Dois empresários paulistas com trânsito entre os pares e o meio político disseram à Folha, sob anonimato, que a inércia também pode estar ligada à vontade de parte do setor de fabricar uma terceira via. Segundo um deles, isso é visto como mais urgente do que interceder por eleições limpas.

“Quer motivo mais suficiente do que a elevação do risco Brasil para que a elite financeira se sinta pressionada e se contraponha a esse absurdo?”, reivindica Estefânia, do Demos.

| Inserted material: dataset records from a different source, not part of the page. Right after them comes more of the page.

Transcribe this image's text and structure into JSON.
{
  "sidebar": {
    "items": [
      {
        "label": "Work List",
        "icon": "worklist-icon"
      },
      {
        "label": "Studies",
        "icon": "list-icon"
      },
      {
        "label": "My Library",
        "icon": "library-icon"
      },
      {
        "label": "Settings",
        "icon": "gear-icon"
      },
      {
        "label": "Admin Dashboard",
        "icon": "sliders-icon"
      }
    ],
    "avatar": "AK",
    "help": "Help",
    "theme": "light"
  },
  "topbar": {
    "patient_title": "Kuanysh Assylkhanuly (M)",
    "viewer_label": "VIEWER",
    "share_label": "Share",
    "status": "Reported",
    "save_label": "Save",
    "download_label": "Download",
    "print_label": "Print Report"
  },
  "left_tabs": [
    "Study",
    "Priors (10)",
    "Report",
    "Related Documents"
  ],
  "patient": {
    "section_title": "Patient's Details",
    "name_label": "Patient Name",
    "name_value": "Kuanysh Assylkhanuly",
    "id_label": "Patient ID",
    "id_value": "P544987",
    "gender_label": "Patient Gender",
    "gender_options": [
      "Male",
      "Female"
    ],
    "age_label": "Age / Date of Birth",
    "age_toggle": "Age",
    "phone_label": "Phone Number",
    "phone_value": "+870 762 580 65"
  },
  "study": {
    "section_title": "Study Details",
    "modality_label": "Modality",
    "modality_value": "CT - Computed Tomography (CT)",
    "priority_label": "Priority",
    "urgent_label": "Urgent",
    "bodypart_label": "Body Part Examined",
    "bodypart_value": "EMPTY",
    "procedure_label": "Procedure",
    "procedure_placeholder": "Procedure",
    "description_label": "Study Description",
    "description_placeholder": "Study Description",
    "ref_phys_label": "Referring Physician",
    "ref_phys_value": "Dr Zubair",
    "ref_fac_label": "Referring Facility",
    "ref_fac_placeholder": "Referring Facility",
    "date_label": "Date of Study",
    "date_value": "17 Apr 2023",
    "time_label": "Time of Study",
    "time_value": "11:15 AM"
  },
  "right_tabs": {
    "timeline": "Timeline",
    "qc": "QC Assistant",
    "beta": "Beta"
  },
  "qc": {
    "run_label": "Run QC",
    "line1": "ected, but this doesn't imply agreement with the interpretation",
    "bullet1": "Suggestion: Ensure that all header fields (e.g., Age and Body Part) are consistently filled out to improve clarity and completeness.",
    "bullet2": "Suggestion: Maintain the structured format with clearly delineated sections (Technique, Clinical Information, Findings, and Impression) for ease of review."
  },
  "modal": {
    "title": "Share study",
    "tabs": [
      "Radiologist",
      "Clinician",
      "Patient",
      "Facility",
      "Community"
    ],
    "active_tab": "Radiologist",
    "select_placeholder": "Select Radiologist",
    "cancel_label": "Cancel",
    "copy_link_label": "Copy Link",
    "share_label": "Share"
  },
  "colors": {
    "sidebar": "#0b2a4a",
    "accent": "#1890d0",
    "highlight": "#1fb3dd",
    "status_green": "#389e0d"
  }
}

O grupo da professora expressou suas preocupações em documentos enviados à ONU (Organização das Nações Unidas) e à CIDH (Comissão Interamericana de Direitos Humanos). E pretende ainda acionar Mercosul e outros organismos multilaterais.

A avaliação é que a pressão estrangeira, embora limitada do ponto de vista prático, será fundamental. Os grupos entendem que o reconhecimento imediato de outros países ao nome do eleito será importante para sinalizar confiança externa no sistema brasileiro.

Em julho, uma comitiva viajará a Washington para reiterar esse pedido a autoridades e influenciadores do debate público global, de acordo com Paulo Abrão, diretor do WBO (Washington Brazil Office), centro que atua no tema em parceria com outras 32 entidades.

Abrão, que foi secretário da CIDH e integrou o governo Dilma Rousseff (PT), é da opinião de que ignorar ou minimizar o golpismo de Bolsonaro não é uma alternativa, ainda mais com tantas evidências. O mandatário já insufla apoiadores para irem às ruas no 7 de Setembro.

“A capacidade real de evitar o pior vai depender do que fizermos agora, em termos de mobilização e formação de consciência social. A tática da letargia ou da invisibilidade das ameaças não ajuda em nada”, diz ele.